In an era where connectivity seems virtually ubiquitous, far too many urbanites are still ‘disconnected’ from the internet. It’s a big problem for cities. But the City of LA is proving it’s not unsolvable.
Can you imagine your life without the internet? Not everyone around you – just you. How would that lack of connectivity disadvantage you? You certainly wouldn’t have equal access to city services, information, ideas or news. You would probably struggle to find a job, a new home or a life partner. And you’d likely spend a lot more time traveling to and from banks, stores and service providers. I would guess you would probably feel pretty isolated, disadvantaged and uninformed.
That is how millions of people in cities around the world feel today. And not just in the informal settlements of the developing world, but in every city and in every country. Even a city as technologically advanced and progressive as Los Angeles, California. “You’d like to think connectivity is ubiquitous, but that’s not true in the developing world and it’s not true here in Los Angeles,” noted Jeanne Holm, Senior Technology Advisor to the Mayor of Los Angeles, Eric Garcetti.
The City of Los Angeles recognizes that a lack of connectivity can be a significant burden for some members of society. “This is about giving people the ability to access the information, knowledge and data they need to make more informed decisions every day. It's about making sure everyone has the same opportunities and the same potential for privilege no matter where they live in the city or how much they earn,” Jeanne added.

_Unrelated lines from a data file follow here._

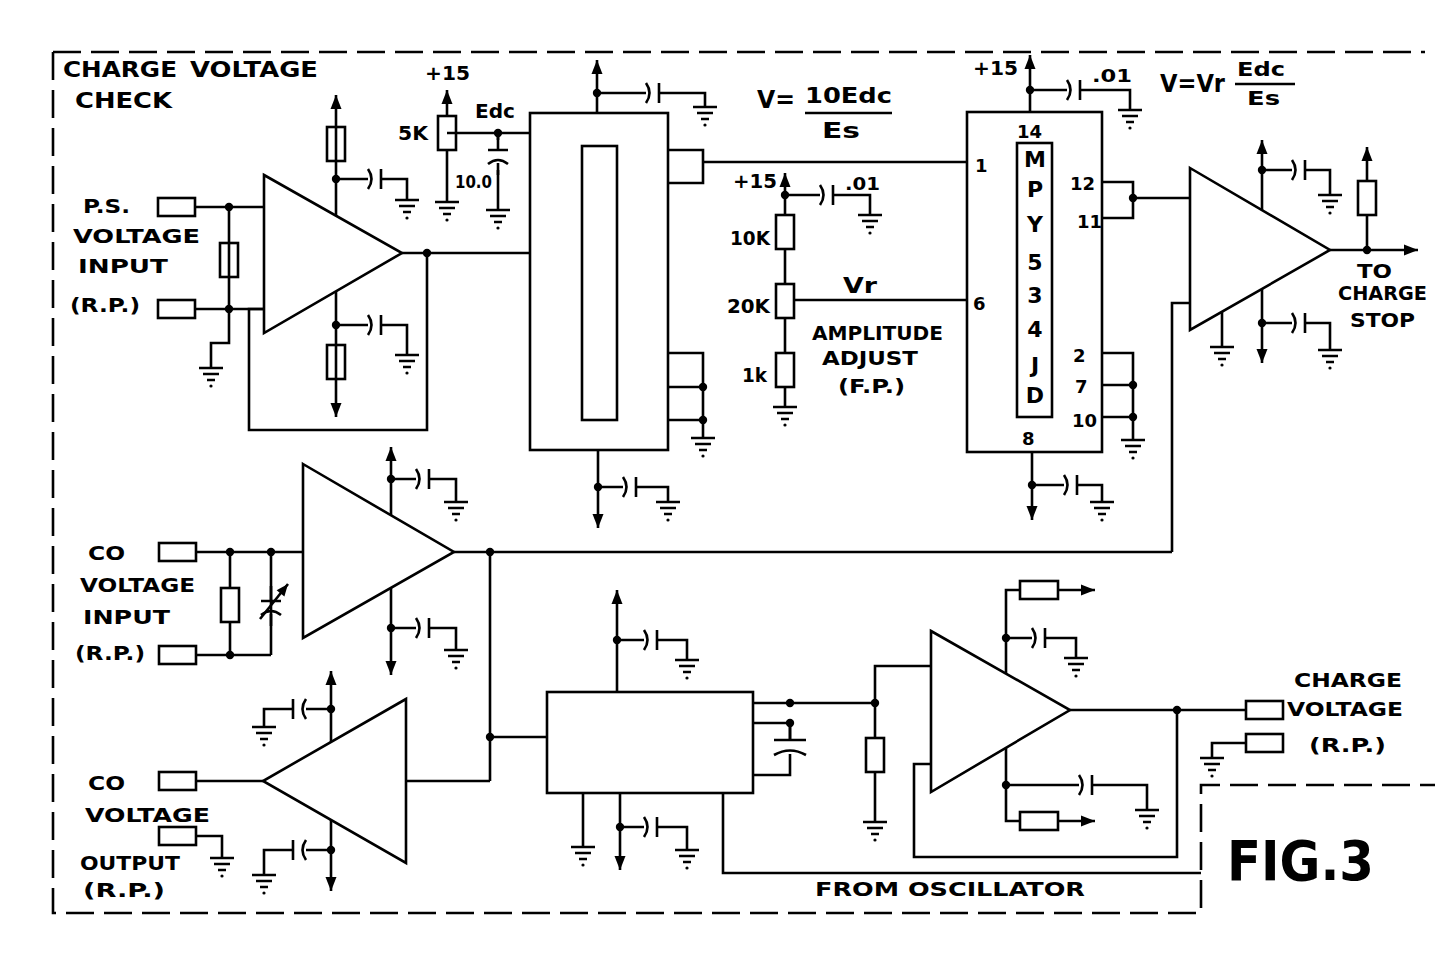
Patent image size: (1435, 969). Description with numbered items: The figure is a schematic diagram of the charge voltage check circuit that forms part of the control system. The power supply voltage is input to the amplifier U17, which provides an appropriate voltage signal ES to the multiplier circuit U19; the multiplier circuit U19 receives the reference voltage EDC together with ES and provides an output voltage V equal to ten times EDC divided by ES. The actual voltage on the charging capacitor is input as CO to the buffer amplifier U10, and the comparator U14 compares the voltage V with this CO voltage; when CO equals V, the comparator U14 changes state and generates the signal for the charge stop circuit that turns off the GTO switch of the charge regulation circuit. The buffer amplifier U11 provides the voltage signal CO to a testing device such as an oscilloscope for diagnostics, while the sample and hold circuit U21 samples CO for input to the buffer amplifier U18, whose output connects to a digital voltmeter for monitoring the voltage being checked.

The amplifier U17 is at (344, 256).
The multiplier circuit U19 is at (748, 296).
The comparator U14 is at (1295, 332).
The buffer amplifier U10 is at (665, 613).
The buffer amplifier U11 is at (324, 775).
The sample and hold circuit U21 is at (874, 736).
The buffer amplifier U18 is at (1080, 706).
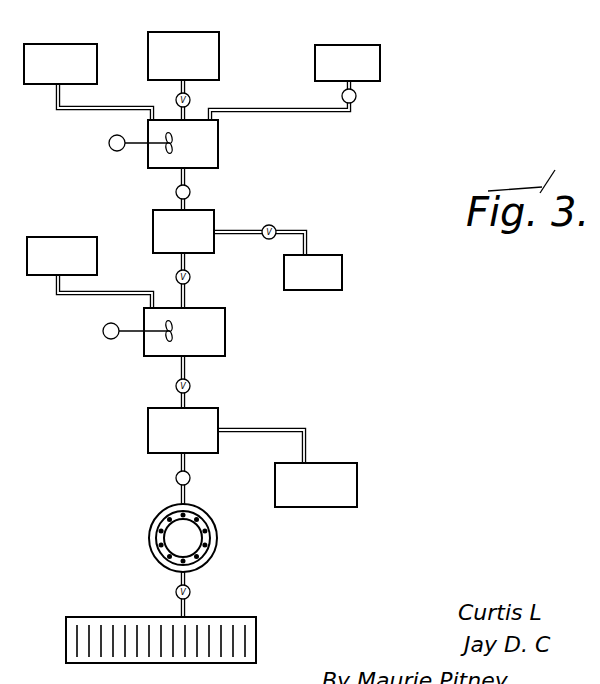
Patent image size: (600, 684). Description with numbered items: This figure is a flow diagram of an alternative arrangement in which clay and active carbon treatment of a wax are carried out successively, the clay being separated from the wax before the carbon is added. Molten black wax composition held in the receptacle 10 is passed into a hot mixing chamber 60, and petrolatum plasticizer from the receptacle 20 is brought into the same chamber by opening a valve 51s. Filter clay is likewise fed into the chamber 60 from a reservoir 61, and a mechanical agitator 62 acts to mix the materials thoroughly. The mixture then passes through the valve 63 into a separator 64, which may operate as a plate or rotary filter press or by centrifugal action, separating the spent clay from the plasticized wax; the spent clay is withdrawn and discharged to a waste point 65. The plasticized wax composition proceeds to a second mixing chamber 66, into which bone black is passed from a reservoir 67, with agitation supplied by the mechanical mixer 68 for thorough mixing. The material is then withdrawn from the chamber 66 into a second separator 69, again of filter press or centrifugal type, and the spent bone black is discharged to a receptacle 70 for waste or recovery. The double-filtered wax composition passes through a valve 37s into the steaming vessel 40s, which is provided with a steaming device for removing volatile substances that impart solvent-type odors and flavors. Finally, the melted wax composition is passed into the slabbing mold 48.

The receptacle 10 is at (205, 42).
The receptacle 20 is at (363, 53).
The valve 51s is at (357, 97).
The hot mixing chamber 60 is at (210, 155).
The reservoir 61 is at (35, 77).
The mechanical agitator 62 is at (111, 150).
The valve 63 is at (191, 192).
The separator 64 is at (158, 218).
The waste point 65 is at (325, 268).
The second mixing chamber 66 is at (215, 337).
The reservoir 67 is at (55, 241).
The mechanical mixer 68 is at (110, 339).
The second separator 69 is at (200, 420).
The receptacle 70 is at (340, 467).
The valve 37s is at (191, 478).
The steaming vessel 40s is at (216, 541).
The slabbing mold 48 is at (248, 625).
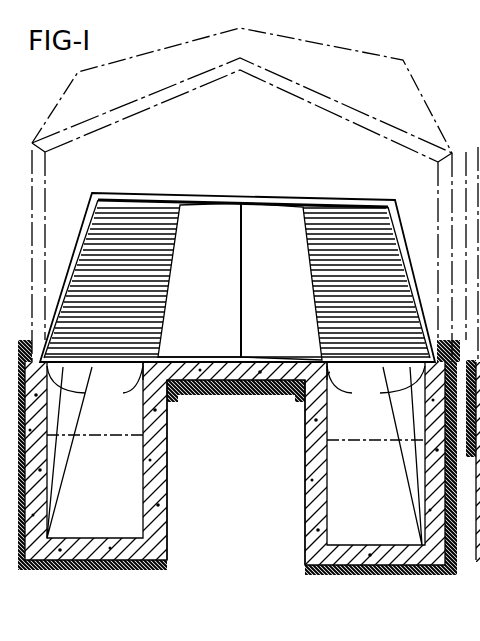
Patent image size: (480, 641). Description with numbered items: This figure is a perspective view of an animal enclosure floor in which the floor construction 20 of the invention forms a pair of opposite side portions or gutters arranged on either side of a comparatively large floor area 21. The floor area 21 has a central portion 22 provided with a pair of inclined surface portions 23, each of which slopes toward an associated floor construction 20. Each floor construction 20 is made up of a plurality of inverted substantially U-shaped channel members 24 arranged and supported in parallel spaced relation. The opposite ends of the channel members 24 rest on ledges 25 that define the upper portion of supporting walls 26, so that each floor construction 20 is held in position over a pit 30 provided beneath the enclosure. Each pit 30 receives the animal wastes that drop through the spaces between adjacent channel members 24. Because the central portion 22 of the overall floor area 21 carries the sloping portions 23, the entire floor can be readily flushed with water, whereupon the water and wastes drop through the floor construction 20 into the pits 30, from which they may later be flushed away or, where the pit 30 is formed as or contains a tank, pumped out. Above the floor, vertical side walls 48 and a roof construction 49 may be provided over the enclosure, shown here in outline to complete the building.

The floor construction 20 is at (172, 160).
The floor area 21 is at (228, 192).
The central portion 22 is at (252, 212).
The inclined surface portions 23 is at (220, 287).
The channel members 24 is at (162, 329).
The ledges 25 is at (236, 455).
The supporting walls 26 is at (43, 493).
The pit 30 is at (100, 523).
The side walls 48 is at (45, 172).
The roof construction 49 is at (402, 92).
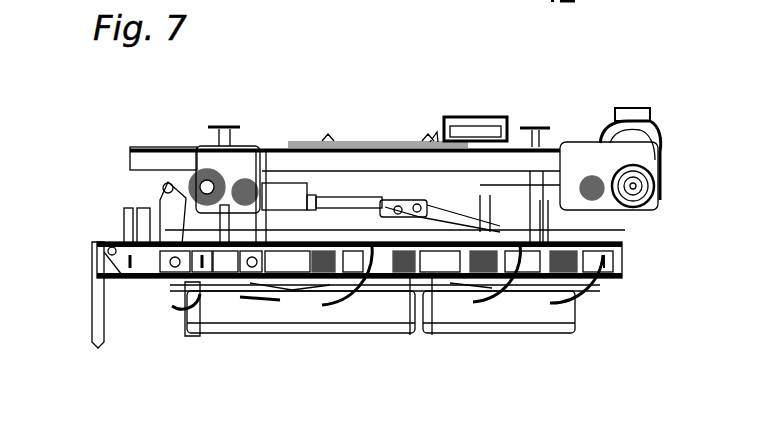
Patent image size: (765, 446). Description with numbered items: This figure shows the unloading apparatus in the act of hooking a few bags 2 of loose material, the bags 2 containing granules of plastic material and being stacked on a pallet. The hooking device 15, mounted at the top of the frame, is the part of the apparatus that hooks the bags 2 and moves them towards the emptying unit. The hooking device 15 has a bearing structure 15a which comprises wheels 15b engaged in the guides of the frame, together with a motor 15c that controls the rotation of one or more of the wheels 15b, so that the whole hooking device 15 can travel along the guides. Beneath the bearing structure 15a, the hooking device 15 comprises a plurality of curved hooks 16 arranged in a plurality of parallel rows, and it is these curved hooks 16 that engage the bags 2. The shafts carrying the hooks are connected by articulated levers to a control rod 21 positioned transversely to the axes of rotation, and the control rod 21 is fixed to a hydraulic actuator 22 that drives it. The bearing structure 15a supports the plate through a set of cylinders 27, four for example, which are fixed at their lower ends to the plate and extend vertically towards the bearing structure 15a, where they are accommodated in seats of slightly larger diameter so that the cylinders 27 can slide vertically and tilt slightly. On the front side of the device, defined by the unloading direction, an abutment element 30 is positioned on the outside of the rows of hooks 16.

The bags 2 is at (293, 316).
The hooking device 15 is at (448, 105).
The bearing structure 15a is at (495, 150).
The wheels 15b is at (643, 203).
The motor 15c is at (650, 140).
The curved hooks 16 is at (200, 300).
The control rod 21 is at (352, 202).
The hydraulic actuator 22 is at (286, 190).
The cylinders 27 is at (227, 223).
The abutment element 30 is at (93, 306).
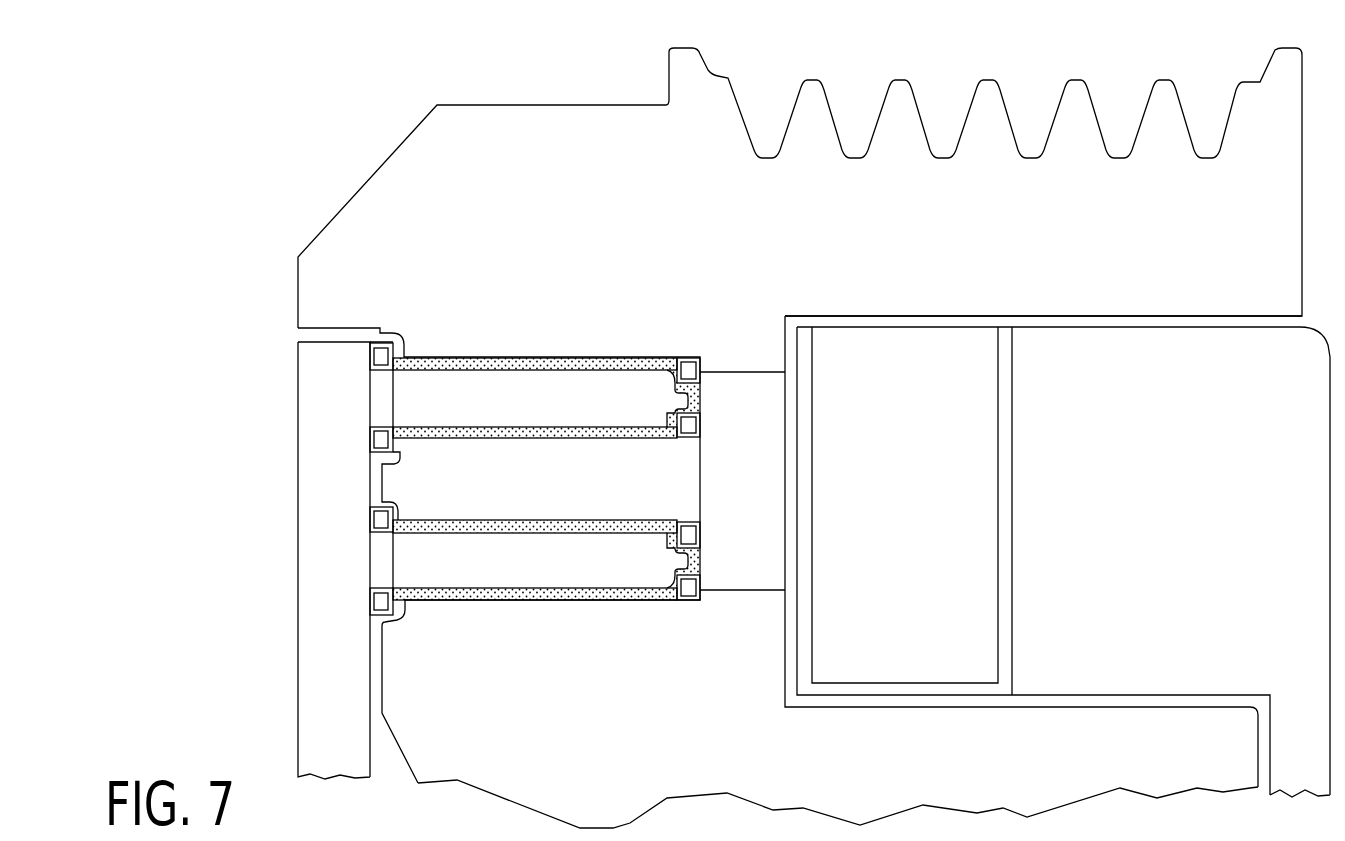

Perhaps not surprisingly, affordability is one of the key causes of ‘dis-connectivity’ in urban areas. Even with rising levels of competition between telecom companies, there are still some segments of society that simply cannot afford the ‘basic packages’ offered by the commercial players. And that’s where the City of Los Angeles is starting to think differently about how they can influence the situation.
“It’s really an opportunity to think more creatively about the assets we own as a city – whether those are intellectual assets or physical assets – and consider how we can use them to help solve the root causes that underpin this challenge,” suggested Jeanne. “We can’t force private companies to lower their rates. But what we can do is use our physical built environment – like the more than 220,000 streetlights we have in the city – to help providers build business models that will lead to improved digital equity within the city.”
As telecom operators look to roll out new technologies and services (Verizon recently announced that LA would be one of the first cities in the US to get a 5G network), ensuring equitable access is of key concern for the City. “We actually have a clause in our contract with telecom operators that says we will permit these types of build-outs only if the development is done equitably. You can’t just roll 5G out in Bel-Air and Brentwood without also rolling it out in places like Watts and South Central,” Jeanne added. “Companies like Verizon have been amazing partners in that regard.”
The City also takes a very hands-on approach to addressing the affordability challenge. Internet-enabled devices and Wi-Fi hot spots can be checked out of any of the City’s 73 public libraries. Hot spots have been installed in areas with higher homeless populations like Skid Row and Watts. Old computers are refurbished locally (giving young people a chance to develop new technical skills) and then packaged up with an internet plan, access to a help desk and some basic internet education and given to lower-income residents.
Yet even when affordable plans are available, there are still a number of challenges that can stop people from accessing the level of connectivity required to properly participate in society. Basic topography is one; depending on which carrier you subscribe to, you may encounter ‘dead zones’ within a city. Basic computer skills is another; there are segments of the population that either don’t understand or don’t trust the internet.
Often, it’s the less-technical issues that create the biggest challenges. “There are more than 220 languages spoken in the City of Los Angeles and that means that people – even highly educated people – can become disconnected from the knowledge and information they need to live in a city,” noted Jeanne. “It’s not just about having a device and having access to the internet, it’s also about knowing what to do when you get online and being able to understand what you find there.”
As the former Evangelist for the Open Data Initiative for the White House, leader for the African Open Data for the World Bank, and Chief Knowledge Architect at NASA, Jeanne has also spent significant time working to improve connectivity on a global scale. And she sees interesting parallels and lessons in her work in places like Africa.
“A woman in Africa has the same need for connectivity as a woman in LA – she wants health information, she wants to find education for her children, she needs weather information and maybe even access to microfinance,” she noted. “But there has also been massive innovation in places like Africa – beamed satellite data, drone balloons and so on – that could one day make fiber irrelevant in the developing world. The lessons for developed cities like LA could be invaluable.”
Over her career, Jeanne has advised a wide range of government leaders and policy makers on issues of connectivity. And, in her experience, leadership at the highest levels is key to ensuring that no citizens are ‘left behind’ in the shift to digitization. “It’s really our Mayor and our CIO that have been driving this forward by bringing people together around the issue, helping them understand the root causes, listening to the people impacted and then creating and articulating a vision that everyone can really rally around. It takes leadership to make sure that these people aren’t forgotten in our rush forward.”
Ultimately, Jeanne sees her effort to improve connectivity in LA and around the world as a way of strengthening societies. “The stronger we can make our weakest citizen, the stronger we will be as a city and the better off we will be as a society.”